Partition Graph with 0 HALO vertices

pranjaln · May 26, 2023, 11:35am

I need to create partitioned DGL graphs for a personal project. However, I do not need the HALO vertices included in the partitions. I am trying to partition the Products graph with num_hops=0. The script I am using for this is given here -

import dgl
import torch as th
from ogb.nodeproppred import DglNodePropPredDataset
data = DglNodePropPredDataset(name='ogbn-products')
graph, labels = data[0]
labels = labels[:, 0]
graph.ndata['labels'] = labels

splitted_idx = data.get_idx_split()
train_nid, val_nid, test_nid = splitted_idx['train'], splitted_idx['valid'], splitted_idx['test']
train_mask = th.zeros((graph.number_of_nodes(),), dtype=th.bool)
train_mask[train_nid] = True
val_mask = th.zeros((graph.number_of_nodes(),), dtype=th.bool)
val_mask[val_nid] = True
test_mask = th.zeros((graph.number_of_nodes(),), dtype=th.bool)
test_mask[test_nid] = True
graph.ndata['train_mask'] = train_mask
graph.ndata['val_mask'] = val_mask
graph.ndata['test_mask'] = test_mask

dgl.distributed.partition_graph(graph, graph_name='ogbn-products', num_parts=32, num_hops=0,
                                out_path='32part_data_products',
                                balance_ntypes=graph.ndata['train_mask'],
                                balance_edges=True)

However, I encounter the following error -

Traceback (most recent call last):
  File "partition-graph.py", line 22, in <module>
    dgl.distributed.partition_graph(graph, graph_name='ogbn-products', num_parts=32, num_hops=0,
  File "/data/pranjaln/anaconda3/envs/venv/lib/python3.8/site-packages/dgl/distributed/partition.py", line 997, in partition_graph
    assert val[-1] == g.num_edges(etype)
AssertionError

Is there a way to go about this error with num_hops=0? Or with num_hops=1, can we load back only the independent partition without the HALO nodes? Any help would be highly appreciated.

Rhett-Ying · May 30, 2023, 8:50am

If no HALO is allowed for each partition, how could edges whose src does not belong to current partition be saved? For example, g has an edge 0 -> 1 and 1 is partitioned to part_0 while 0 is partitioned to part_1. Then where does the edge 0 -> 1 save to if HALO node is not allowed? If num_hops=1 is applied in this case, 0 -> 1 will be saved into part_0 as 1 is the inner node and 0 is the HALO node.

I think this is why you hit the assertion failure as some edges like above are missing.

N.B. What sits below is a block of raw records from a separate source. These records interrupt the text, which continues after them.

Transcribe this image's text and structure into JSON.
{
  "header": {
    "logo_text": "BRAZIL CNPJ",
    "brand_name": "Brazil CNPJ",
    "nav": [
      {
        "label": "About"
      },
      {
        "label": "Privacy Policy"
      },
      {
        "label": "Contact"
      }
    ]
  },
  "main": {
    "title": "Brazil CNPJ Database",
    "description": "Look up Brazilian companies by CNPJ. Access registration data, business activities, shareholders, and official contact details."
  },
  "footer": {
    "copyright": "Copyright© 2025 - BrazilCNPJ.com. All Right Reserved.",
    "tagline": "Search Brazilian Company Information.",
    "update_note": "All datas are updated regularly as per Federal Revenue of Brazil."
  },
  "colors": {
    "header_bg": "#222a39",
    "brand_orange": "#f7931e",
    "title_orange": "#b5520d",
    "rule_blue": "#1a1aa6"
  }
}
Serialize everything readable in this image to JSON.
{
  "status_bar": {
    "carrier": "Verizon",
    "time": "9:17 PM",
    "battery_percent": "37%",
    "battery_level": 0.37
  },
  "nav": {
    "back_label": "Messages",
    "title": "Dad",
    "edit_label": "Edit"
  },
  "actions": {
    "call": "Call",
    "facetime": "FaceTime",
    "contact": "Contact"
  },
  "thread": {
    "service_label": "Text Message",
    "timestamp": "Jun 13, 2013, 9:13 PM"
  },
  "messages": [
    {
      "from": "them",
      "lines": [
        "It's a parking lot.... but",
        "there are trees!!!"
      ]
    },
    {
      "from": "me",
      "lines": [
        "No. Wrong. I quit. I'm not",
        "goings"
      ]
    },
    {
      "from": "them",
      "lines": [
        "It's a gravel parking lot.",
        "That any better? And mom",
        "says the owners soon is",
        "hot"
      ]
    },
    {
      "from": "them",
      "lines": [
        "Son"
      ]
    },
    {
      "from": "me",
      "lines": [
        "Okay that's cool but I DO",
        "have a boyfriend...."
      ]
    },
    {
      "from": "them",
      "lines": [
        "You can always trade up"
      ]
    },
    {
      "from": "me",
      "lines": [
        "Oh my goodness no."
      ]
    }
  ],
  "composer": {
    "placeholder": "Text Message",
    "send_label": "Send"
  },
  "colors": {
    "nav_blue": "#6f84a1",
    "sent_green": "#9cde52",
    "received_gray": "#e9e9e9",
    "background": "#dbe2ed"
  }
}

pranjaln · June 5, 2023, 6:22am

@Rhett-Ying Thanks. I understand why the error is being raised now. The Products graph, however, is an undirected graph, and I would like to just ignore the cut edges. Is there a way around in the dgl partition_graph API to ignore the cut edges which, in turn, would take care of the num_hops=0 criteria that I have?

czkkkkkk · June 8, 2023, 2:54am

Hi @pranjaln

Currently dgl.partition_graph does not support num_hops=0. For an easy workaround, you can use dgl.subgraph (dgl.subgraph — DGL 1.1 documentation) to induce the subgraph of each partition without cutting edges.

Rhett-Ying · June 8, 2023, 3:11am

you could utilize inner_node and inner_edge fields of partitioned graphs(g.ndata/g.edata) to remove the HALO nodes/edges.

system · July 8, 2023, 3:12am

This topic was automatically closed 30 days after the last reply. New replies are no longer allowed.